- O vice-presidente Geraldo Alckmin disse que o Mercosul pode reavaliar a suspensão da Venezuela, discutindo o retorno diante de um momento diferente no cenário político venezuelano após a saída de Maduro.
- Maduro foi removido do poder em 3 de janeiro após intervenção dos Estados Unidos; o ex-presidente está preso no país e Delcy Rodríguez assumiu a presidência interina, restabelecendo relações com os EUA em março.

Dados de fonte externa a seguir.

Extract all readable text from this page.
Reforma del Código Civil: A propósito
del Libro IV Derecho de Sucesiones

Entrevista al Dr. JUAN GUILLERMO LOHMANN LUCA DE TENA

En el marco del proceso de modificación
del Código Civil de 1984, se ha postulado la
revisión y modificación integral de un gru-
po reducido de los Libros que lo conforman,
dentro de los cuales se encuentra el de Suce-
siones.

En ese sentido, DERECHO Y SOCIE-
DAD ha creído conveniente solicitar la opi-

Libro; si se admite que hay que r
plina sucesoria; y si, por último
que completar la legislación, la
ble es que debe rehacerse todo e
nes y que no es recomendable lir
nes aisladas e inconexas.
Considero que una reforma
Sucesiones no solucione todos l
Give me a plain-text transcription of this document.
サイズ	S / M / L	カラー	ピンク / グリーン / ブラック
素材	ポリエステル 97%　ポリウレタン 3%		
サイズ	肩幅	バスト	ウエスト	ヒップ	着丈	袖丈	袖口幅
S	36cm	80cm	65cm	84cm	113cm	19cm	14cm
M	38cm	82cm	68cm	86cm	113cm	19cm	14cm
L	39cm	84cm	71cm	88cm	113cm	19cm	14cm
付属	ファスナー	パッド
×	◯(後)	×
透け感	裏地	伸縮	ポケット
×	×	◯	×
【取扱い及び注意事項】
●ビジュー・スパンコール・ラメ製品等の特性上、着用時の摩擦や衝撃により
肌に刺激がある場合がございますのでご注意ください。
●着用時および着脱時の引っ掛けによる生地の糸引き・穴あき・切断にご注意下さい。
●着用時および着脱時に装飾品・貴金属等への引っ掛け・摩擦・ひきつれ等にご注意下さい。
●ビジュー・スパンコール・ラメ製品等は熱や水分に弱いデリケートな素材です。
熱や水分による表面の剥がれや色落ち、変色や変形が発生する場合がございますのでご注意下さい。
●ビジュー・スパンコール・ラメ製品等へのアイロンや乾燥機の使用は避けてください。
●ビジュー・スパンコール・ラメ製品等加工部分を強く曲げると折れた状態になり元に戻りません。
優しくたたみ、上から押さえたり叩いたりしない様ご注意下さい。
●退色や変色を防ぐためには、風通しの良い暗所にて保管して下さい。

- A Venezuela está suspensa do Mercosul desde 2016 por descumprimento de normas do bloco; a reintegração depende de consenso entre Brasil, Argentina, Paraguai e Uruguai e de nova avaliação sobre o cumprimento de exigências.
- A discussão ocorre em meio a uma reconfiguração do bloco e à implementação provisória do acordo Mercosul–União Europeia, que entra em vigor para países que já ratificaram o tratado, como o Brasil, em 1º de maio.
- Além disso, o bloco avança na integração regional: a Bolívia está em processo de adesão plena, enquanto a Colômbia, hoje associada, já demonstrou interesse em tornar-se membro efetivo.
O Mercosul pode reavaliar a suspensão da Venezuela, segundo o vice-presidente Geraldo Alckmin. A discussão ocorreria diante de um momento diferente no cenário venezuelano, após a saída de Nicolás Maduro do poder.
Maduro foi retirado do cargo em 3 de janeiro, em meio a intervenção dos Estados Unidos. O ex-presidente permanece preso no país. Delcy Rodríguez assumiu a presidência interina e, em março, restabeleceu relações diplomáticas com os EUA.
Na semana passada, o FMI e o Banco Mundial anunciaram a retomada das relações com a Venezuela, reconhecendo Rodríguez como liderança legítima do país. A mudança reforça o debate sobre participação no bloco.
A Venezuela está suspensa do Mercosul desde 2016, por descumprimento de normas do bloco. A reintegração depende do consenso entre Brasil, Argentina, Paraguai e Uruguai, além de nova avaliação sobre o cumprimento das exigências.
O processo ocorre em meio a uma reconfiguração do Mercosul, que avança na implementação provisória do acordo com a União Europeia, entrando em vigor em 1º de maio para países que já ratificaram o tratado. O acordo amplia a integração regional.
Alckmin defende o fortalecimento da integração latino-americana. Atualmente, a Bolívia está em processo de adesão como membro pleno, e a Colômbia, hoje Estado associado, já indicou interesse em ingresso como membro efetivo.